The Presynaptic Protein Bruchpilot Is Misregulated in Nrx-IV Knockdown Embryos and Larval Brains with Neuronal Overexpression of Nrx-I and Nrx-IV (A and B) For quantitative evaluation, embryos have been assigned to one of three categories of bruchpilot (nc82) intensities: strong, moderate, and weak peripheral staining. (A) Images of strong and moderate central (ventral nerve cord, left panel) and peripheral (middle panel) presynaptic bruchpilot staining, representing the major fraction in WT and Nrx-IV knockdown embryos, respectively (UAS-Nrx-IV^RNAi/+; elav-Gal4/+ [Elav::RNAi Nrx-IV]).

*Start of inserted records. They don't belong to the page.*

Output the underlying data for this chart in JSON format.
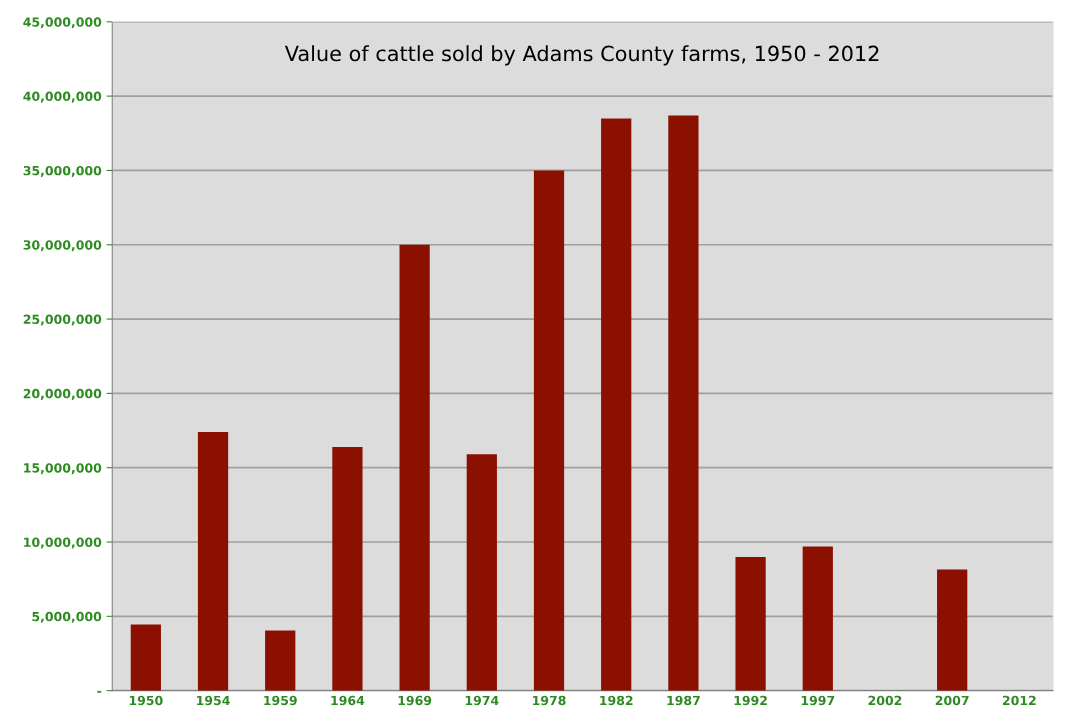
{
  "chart_data": {
    "type": "bar",
    "title": "Value of cattle sold by Adams County farms, 1950 - 2012",
    "categories": [
      "1950",
      "1954",
      "1959",
      "1964",
      "1969",
      "1974",
      "1978",
      "1982",
      "1987",
      "1992",
      "1997",
      "2002",
      "2007",
      "2012"
    ],
    "values": [
      4450000,
      17400000,
      4050000,
      16400000,
      30000000,
      15900000,
      35000000,
      38500000,
      38700000,
      9000000,
      9700000,
      null,
      8150000,
      null
    ],
    "color": "#8b1000",
    "ylim": [
      0,
      45000000
    ],
    "yticks": [
      {
        "value": 0,
        "label": "-"
      },
      {
        "value": 5000000,
        "label": "5,000,000"
      },
      {
        "value": 10000000,
        "label": "10,000,000"
      },
      {
        "value": 15000000,
        "label": "15,000,000"
      },
      {
        "value": 20000000,
        "label": "20,000,000"
      },
      {
        "value": 25000000,
        "label": "25,000,000"
      },
      {
        "value": 30000000,
        "label": "30,000,000"
      },
      {
        "value": 35000000,
        "label": "35,000,000"
      },
      {
        "value": 40000000,
        "label": "40,000,000"
      },
      {
        "value": 45000000,
        "label": "45,000,000"
      }
    ],
    "grid": "y",
    "legend": false
  }
}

Note that peripheral and central synaptic staining of bruchpilot in the Nrx-IV knockdown embryos is diminished. Costaining with an anti-HRP marker, staining neuronal membranes, ensured the same focal plane in mutant and WT embryos. Arrowheads point to a specific identifiable synapse (the muscle 6/7 synapse). Bruchpilot staining of this synapse is depicted in insets in the middle panels. (B) Quantitative analysis of nc82 (anti-bruchpilot, synaptic active zones) labeling. Diagram shows mean with standard deviation. (C) Representative pictures of bruchpilot staining in brains with neuronal overexpression of Nrx-I or Nrx-IV as a result of the following genotypes: WT, UAS-Nrx-I/ elav-Gal4; elav-Gal4/+ (dbElav:: Nrx-I) and elav-Gal4/+; UAS-Nrx-IV/ elav-Gal4 (dbElav:: Nrx-IV). Bruchpilot immunoreactivity is increased in both mutant conditions. (D) Quantitative assessment of bruchpilot immunoreactivity in brains of genotypes shown in (C). The diagram shows the mean of normalized intensity with the standard error of the mean. p values in (B) and (D) are related to the WT, respectively. Single asterisk, p < 0.05; double asterisk, p < 0.01; triple asterisk, p < 0.0001.

Figure 4

Nrx-IV Localizes to Synapses and Its Overexpression Reorganizes Synapse Architecture (A) Presence of endogenous Nrx-IV at type 1b neuromuscular junctions (NMJs) of muscle 4, overlapping with active zones stained with nc82. White arrowheads point to Nrx-IV, labeling overlapping active zones. (B) Synaptic terminal with increased bouton number and increased number of synaptic branches upon Nrx-I or Nrx-IV overexpression, stained with an anti-HRP marker and the nc82 antibody. The enlarged section depicts the increased density of active zones. (C) Increased bouton number per μm² NMJ area in UAS-Nrx-I/ elav-Gal4; elav-Gal4/+ (dbElav:: Nrx-I) and elav-Gal4/+; UAS-Nrx-IV/ elav-Gal4 (dbElav:: Nrx-IV) versus control w1118 animals (contr. 1) and dbElav control animals (contr. 2). (D) Quantitative analysis of increased active-zone density (number per μm² NMJ area) in neuronal Nrx-I and Nrx-IV overexpression. (E) Increased number of synaptic branches in Nrx-I and Nrx-IV overexpression. Error bars indicate standard error of the mean. p values are related to the WT (control 1). Single asterisk, p < 0.008; double asterisk, p < 0.0003; triple asterisk, p < 0.0001.